La transparence est aussi un outil de continuité de service
Dans une crise de piscine publique, l’information ne remplace pas les travaux, mais elle permet aux usagers de s’organiser. Le minimum attendu est de connaître la nature générale de l’incident, les mesures de sécurité prises, les créneaux provisoires, les interlocuteurs pour les abonnements et les jalons de décision. Lorsque le diagnostic évolue, il faut le dire, y compris si le calendrier initial doit être revu.
À Saintes, l’enjeu est donc double : rétablir une offre de baignade pendant l’indisponibilité de Starzinsky et définir un équipement capable de servir durablement l’apprentissage de la natation, la pratique sportive et la nage de loisir. Qu’il s’agisse d’une rénovation, d’un bassin couvert neuf ou d’un bassin nordique, le bon projet sera celui dont les usages, le coût global et les conditions d’exploitation auront été explicitement mis en regard.
Questions fréquentes
Pourquoi une panne de ventilation peut-elle fermer une piscine municipale ?
La ventilation d’une piscine couverte évacue l’humidité et une partie des polluants présents dans l’air, notamment les chloramines. Si la centrale de traitement d’air ne remplit plus son rôle, l’air peut devenir inconfortable, la condensation endommager le bâtiment et les conditions d’accueil ne plus être satisfaisantes. La fermeture permet alors d’établir un diagnostic et de sécuriser l’exploitation.
Quelle est la différence entre un bassin nordique et une piscine couverte ?

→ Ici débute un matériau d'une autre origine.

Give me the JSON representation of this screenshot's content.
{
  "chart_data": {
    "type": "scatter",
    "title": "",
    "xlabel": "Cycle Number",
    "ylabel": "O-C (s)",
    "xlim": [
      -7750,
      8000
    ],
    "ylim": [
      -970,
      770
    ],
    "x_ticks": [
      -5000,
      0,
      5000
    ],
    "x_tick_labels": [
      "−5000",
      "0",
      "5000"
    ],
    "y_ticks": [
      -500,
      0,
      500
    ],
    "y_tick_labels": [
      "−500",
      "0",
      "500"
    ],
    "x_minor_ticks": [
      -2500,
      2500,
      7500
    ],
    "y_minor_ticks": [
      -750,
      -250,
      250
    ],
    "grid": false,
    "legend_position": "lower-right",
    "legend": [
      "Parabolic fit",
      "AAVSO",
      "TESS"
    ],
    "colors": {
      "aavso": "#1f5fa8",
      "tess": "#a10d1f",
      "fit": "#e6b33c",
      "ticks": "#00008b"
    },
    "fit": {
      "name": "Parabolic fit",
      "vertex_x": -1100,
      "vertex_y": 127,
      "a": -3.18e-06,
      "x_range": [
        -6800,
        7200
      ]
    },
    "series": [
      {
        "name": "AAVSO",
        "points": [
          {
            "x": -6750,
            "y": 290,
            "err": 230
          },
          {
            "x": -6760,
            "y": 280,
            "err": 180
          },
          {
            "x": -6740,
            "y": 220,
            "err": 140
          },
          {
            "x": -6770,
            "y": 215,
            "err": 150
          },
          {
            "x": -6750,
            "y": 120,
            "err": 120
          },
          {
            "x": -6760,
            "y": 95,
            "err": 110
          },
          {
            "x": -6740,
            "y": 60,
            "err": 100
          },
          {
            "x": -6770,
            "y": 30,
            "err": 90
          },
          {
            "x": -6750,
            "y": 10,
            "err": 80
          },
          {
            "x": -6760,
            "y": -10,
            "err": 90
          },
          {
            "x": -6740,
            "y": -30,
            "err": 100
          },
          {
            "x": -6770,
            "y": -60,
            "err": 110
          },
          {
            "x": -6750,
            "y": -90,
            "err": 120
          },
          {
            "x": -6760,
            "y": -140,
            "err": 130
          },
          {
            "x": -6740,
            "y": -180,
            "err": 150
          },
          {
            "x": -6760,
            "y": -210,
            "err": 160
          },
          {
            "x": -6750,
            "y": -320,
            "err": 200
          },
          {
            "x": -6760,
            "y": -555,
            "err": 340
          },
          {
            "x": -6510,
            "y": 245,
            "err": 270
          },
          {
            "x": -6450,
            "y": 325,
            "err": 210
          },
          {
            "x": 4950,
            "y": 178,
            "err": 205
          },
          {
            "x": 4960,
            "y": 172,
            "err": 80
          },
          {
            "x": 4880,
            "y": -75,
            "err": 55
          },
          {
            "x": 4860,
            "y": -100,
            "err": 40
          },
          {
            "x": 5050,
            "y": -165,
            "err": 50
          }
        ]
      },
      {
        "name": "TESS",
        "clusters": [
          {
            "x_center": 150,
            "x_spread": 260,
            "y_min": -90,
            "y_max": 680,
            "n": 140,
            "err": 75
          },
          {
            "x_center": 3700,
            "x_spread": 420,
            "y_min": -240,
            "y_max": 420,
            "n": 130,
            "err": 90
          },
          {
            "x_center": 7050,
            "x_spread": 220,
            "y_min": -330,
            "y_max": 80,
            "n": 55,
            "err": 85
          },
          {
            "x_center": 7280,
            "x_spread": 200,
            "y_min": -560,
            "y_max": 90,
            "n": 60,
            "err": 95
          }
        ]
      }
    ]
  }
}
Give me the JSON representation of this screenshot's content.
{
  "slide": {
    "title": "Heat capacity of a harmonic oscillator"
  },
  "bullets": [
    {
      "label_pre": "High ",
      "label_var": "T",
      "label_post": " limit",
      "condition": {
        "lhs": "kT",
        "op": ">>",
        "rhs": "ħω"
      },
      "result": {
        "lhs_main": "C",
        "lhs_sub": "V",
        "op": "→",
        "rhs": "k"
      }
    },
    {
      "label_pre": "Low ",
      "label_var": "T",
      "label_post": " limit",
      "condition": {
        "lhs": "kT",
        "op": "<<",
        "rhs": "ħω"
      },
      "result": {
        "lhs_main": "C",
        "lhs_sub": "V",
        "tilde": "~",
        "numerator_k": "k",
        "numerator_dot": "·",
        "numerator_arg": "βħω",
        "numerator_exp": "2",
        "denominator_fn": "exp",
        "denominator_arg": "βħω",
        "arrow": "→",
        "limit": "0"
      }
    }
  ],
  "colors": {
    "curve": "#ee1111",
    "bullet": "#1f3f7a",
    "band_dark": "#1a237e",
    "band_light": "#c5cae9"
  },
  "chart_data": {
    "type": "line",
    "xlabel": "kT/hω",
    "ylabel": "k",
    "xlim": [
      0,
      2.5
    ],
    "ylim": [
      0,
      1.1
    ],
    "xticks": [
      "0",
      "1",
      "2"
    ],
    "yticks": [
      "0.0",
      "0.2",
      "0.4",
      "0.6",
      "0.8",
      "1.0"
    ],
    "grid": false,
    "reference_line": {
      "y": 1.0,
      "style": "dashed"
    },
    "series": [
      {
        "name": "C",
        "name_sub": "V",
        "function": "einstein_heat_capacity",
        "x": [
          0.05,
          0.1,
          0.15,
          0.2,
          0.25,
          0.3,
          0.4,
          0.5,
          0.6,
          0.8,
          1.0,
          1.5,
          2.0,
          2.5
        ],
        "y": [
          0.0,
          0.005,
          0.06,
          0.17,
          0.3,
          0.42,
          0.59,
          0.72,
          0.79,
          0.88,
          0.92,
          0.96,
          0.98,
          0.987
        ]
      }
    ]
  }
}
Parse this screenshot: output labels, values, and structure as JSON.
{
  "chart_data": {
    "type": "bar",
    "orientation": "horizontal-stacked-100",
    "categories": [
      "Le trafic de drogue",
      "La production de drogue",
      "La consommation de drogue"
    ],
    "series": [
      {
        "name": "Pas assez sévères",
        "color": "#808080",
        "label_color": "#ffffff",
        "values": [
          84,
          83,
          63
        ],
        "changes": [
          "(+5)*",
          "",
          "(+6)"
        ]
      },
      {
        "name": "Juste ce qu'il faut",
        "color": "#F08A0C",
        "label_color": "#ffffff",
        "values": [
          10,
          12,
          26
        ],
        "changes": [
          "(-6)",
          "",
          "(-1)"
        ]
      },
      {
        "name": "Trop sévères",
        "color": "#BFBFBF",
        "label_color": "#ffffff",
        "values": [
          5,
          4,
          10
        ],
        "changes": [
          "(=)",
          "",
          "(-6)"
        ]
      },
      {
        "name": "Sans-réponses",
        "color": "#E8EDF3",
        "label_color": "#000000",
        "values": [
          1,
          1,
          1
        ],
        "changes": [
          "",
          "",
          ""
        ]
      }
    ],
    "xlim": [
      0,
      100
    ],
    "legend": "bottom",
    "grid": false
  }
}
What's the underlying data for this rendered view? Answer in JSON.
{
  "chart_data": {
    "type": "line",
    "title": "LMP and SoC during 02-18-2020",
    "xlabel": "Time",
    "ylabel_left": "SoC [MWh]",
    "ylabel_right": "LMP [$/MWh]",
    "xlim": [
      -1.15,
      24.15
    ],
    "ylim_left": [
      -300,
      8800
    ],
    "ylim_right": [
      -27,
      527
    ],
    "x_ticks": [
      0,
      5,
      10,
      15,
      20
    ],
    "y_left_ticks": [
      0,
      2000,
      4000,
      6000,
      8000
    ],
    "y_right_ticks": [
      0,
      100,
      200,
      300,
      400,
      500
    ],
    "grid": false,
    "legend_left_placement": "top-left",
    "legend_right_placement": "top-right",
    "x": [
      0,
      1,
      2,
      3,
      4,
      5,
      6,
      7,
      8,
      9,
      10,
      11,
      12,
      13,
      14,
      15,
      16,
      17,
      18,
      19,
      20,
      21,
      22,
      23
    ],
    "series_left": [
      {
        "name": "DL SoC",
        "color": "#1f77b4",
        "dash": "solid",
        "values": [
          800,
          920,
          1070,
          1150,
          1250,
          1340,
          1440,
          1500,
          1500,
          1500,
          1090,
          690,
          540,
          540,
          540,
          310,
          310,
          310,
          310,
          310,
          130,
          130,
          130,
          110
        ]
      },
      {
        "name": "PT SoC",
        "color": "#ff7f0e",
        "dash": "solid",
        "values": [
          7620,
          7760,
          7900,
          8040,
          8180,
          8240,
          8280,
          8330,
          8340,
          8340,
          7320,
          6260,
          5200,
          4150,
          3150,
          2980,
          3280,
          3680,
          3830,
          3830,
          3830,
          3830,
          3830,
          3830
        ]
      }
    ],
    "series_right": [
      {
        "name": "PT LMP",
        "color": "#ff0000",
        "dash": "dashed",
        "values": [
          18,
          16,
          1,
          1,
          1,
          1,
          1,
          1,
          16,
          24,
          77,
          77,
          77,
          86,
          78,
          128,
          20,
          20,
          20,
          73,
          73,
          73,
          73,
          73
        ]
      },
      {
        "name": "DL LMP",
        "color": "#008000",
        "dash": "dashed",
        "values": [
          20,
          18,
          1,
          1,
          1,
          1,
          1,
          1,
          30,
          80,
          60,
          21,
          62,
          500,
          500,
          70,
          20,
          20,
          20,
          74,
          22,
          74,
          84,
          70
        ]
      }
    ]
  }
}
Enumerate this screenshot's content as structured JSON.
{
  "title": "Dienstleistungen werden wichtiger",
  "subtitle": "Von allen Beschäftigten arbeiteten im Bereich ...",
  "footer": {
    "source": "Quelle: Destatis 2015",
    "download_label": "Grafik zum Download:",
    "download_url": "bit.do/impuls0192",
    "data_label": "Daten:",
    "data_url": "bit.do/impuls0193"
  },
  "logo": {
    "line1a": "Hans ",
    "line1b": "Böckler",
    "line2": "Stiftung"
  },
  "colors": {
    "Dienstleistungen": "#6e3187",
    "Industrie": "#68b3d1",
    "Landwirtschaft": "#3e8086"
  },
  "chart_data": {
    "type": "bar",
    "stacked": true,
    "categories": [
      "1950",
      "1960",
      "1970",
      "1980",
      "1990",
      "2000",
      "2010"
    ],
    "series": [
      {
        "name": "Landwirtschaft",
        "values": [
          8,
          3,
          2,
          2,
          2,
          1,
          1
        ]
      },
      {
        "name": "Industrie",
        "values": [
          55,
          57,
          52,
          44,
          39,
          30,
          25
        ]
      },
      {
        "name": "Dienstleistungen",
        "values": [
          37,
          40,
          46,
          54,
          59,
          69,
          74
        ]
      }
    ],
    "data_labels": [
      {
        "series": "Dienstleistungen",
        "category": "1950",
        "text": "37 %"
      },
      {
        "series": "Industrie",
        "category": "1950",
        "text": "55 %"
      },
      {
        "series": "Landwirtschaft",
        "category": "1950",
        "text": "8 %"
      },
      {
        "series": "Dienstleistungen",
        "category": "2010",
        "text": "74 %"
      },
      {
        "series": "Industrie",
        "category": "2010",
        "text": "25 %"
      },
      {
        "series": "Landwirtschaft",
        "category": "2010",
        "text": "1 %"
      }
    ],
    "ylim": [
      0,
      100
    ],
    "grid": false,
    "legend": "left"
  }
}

Un bassin nordique est un bassin extérieur conçu pour être utilisé toute l’année, généralement chauffé et complété par des vestiaires et douches. Une piscine couverte protège les nageurs du vent et des intempéries, mais requiert un bâtiment et une ventilation performante. Le choix dépend des usages, du climat, de l’énergie disponible et de la place accordée aux activités abritées.
Combien de temps faut-il pour rénover le traitement d’air d’une piscine ?
Il n’existe pas de délai universel. Un remplacement limité peut dépendre de la disponibilité du matériel, des réseaux à raccorder et des essais de remise en service. Si le diagnostic révèle aussi de la corrosion, des défauts d’étanchéité ou des travaux sur le bâtiment, l’opération devient une rénovation plus large. Seul un diagnostic technique permet d’annoncer un calendrier crédible.
Qui décide de la rénovation d’une piscine publique ?
La décision revient à la collectivité propriétaire ou compétente pour l’équipement, selon l’organisation locale : commune, communauté d’agglomération ou autre structure publique. Elle doit arbitrer le financement, le programme, le calendrier et le mode de gestion. Les clubs, écoles et usagers n’ont pas nécessairement le pouvoir de décision, mais leur consultation est essentielle pour calibrer les besoins réels.
Les clubs de natation ont-ils droit à des créneaux de remplacement pendant une fermeture ?
Il n’existe pas de droit automatique identique partout. Les possibilités dépendent des conventions avec la collectivité, des créneaux disponibles dans les piscines voisines et des priorités locales, notamment scolaires. En pratique, une collectivité peut négocier des lignes d’eau, aider à organiser les transports ou adapter les créneaux. Anticiper ces solutions limite la rupture des entraînements et des cours.